Of course as soon as they stop being Starbucks workers, they lose any purchase in the standard leftist philosophy – in which the only possible moral protagonist is the exploited worker (or some other victimised social group).

The western left outside the US is at an ideological dead end. If the US catch up (I hope they do) then they will be in a less bad position than they currently are. But so what?

As someone who has been employed in this kind of dumbshit work for non-poverty pay, fuck that. It's only a good option compared to poverty, which is a low bar to jump. But hey maybe if we all get really worked up we can get a 3% pay rise next year instead of 2.5. sure. Go for it. I am with you.

But. So. Fucking. What?

Are we all Fukiyama's now, agreeing that the end of history has arrived and this is the final and perfect social arrangement?

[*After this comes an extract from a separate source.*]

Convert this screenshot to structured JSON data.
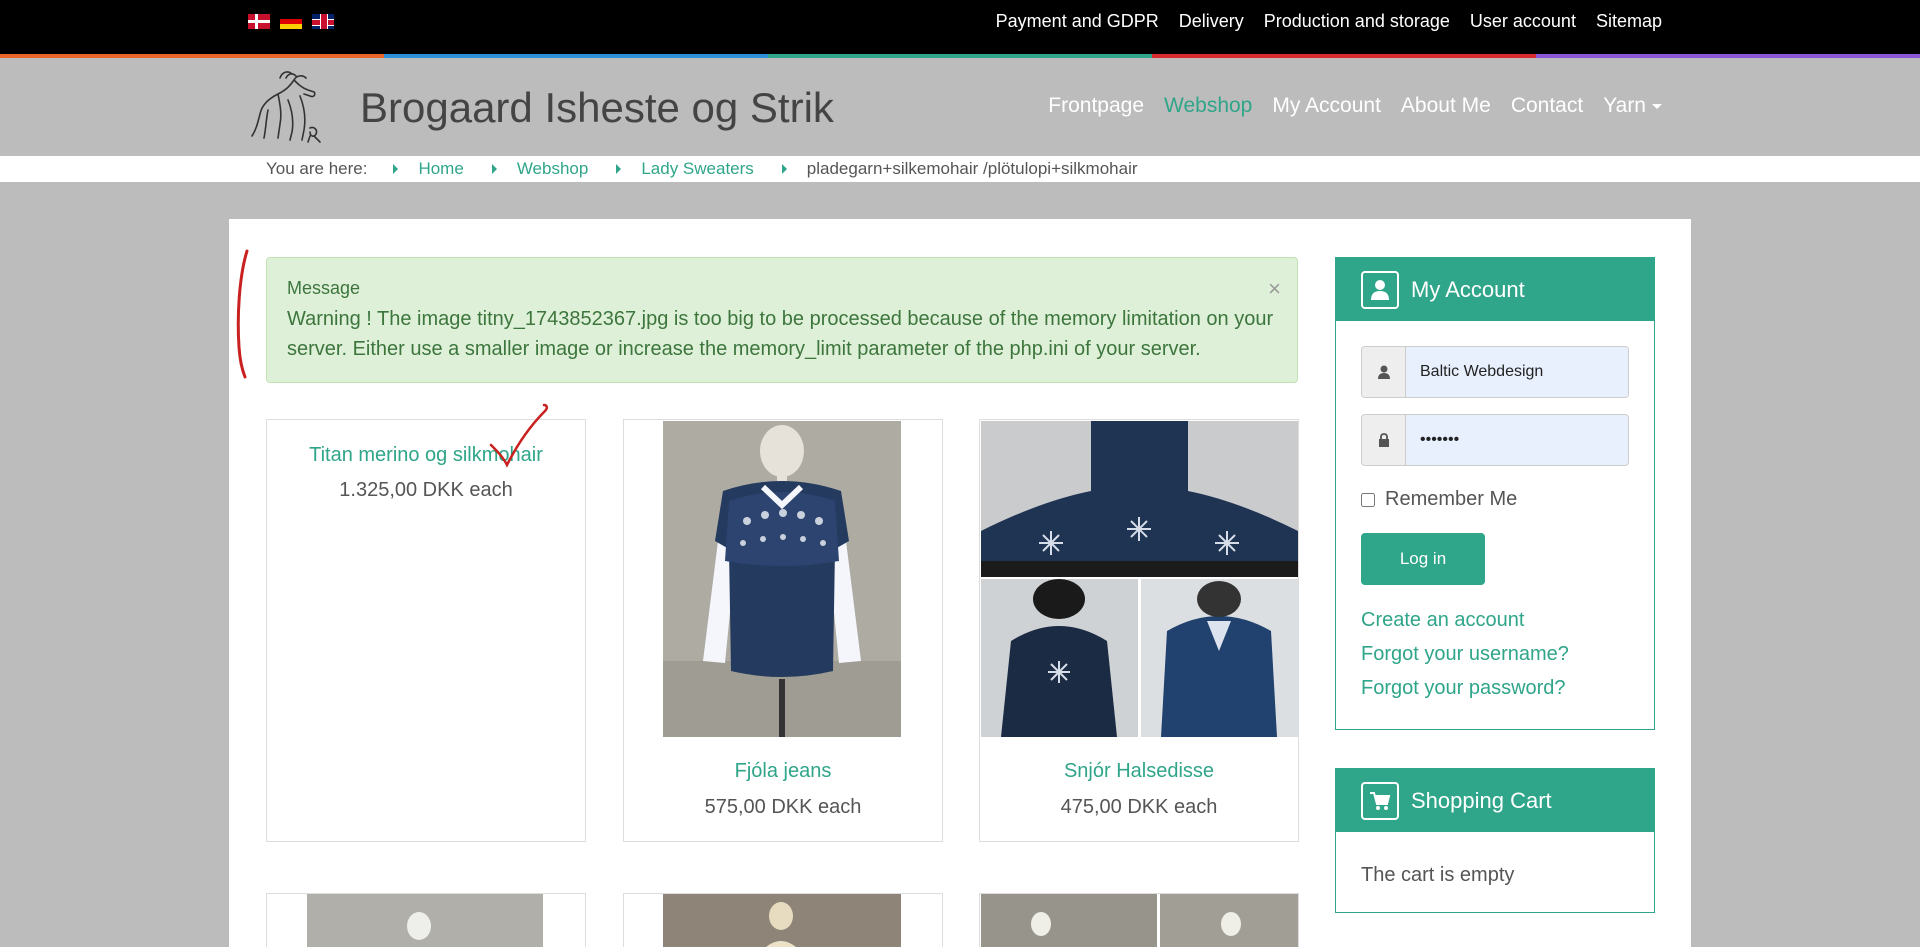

Marginal improvements are not what great social movements are mobilised about.

That's why to me being antiwork boils down to being in favour of as generous a basic income as possible. Paid work is, in this view, seen as a necessary evil something which we wouldn't do without an externally impose incentive. The higher the basic income is (in real not nominal terms) the less pressure there is to work for others. An anti-work society would incrementally raise the basic income untill it started to loose efficacy in this regard (which would mean we weren't doing enough work to maximise our overall happiness, and the 'cost' of increased leisure time in terms of lost productivity was becoming too great).

In my vision, there are no Starbucks workers and very few cafes. If people want a coffee they can make one. If they want to hang out with people, they invite them to their home or to a public space like a park or plaza. They get coffee from a machine and carry it to the table themselves.

In our current system we use violence (enforcing property rights) to drive down the cost of labor, then when it is cheap we waste it (people's time attention and energy) on fucking bullshit. If people had the power to say no, everything about the labor market would change.

But many on the left don't like this because, they say, it leaves too much of the market system in place, it's a trick to a trap they say. When you push them on how giving people money and therefore greater freedom to say no to the boss could possibly be hurtful to workers, they end up admitting (in less honest language) that what they are worried about is that workers, because they are suffering less, will have less use for the left and its revolution (which will never come, because it's not meant to). It is a path to liberation which sidelines the social democratic counter-establishment that exists around unions, academia, the publishing industry and NGOs. That is why they block it.

Yanis Varoufakis (the left wing former finance minister of Greece, who resigned rather than cosign the neo-liberal reforms imposed by the EU and IMF) likes to say we no longer live in capitalist societies but have progressed to something he calls techno-feudalism. This is an interesting line of thought to pursue. In Varoufakis's account, the new aristocracy are the financiers and tech billionaires. That makes sense, at least as an analogy.

Who then, are the (mostly 'progressive') intelligentsia, like him?

I contend they are the clergy, who have some revolutionary and destabilizing impulses and rhetoric ( 'harder for a rich man to enter the gates of heaven than a camel to pass through the head of a needle') but who are overall a force for stabilisation and defenders of the status quo.

They hold your hand while you suffer and tell you beautiful stories about the day of judgement in the future, when all will be made right and the powerful will be made to pay for their sins. That day is always close. But it is never today.

Marxist derived leftist ideology is not antiwork, it is pro-worker. That doesn't mean it is bad or useless but it cannot help us move to a world where the institution of employment, fades like the institution of serfdom has, into the distant past.

Paid overtime is better than unpaid overtime, but maximum human liberation is the goal.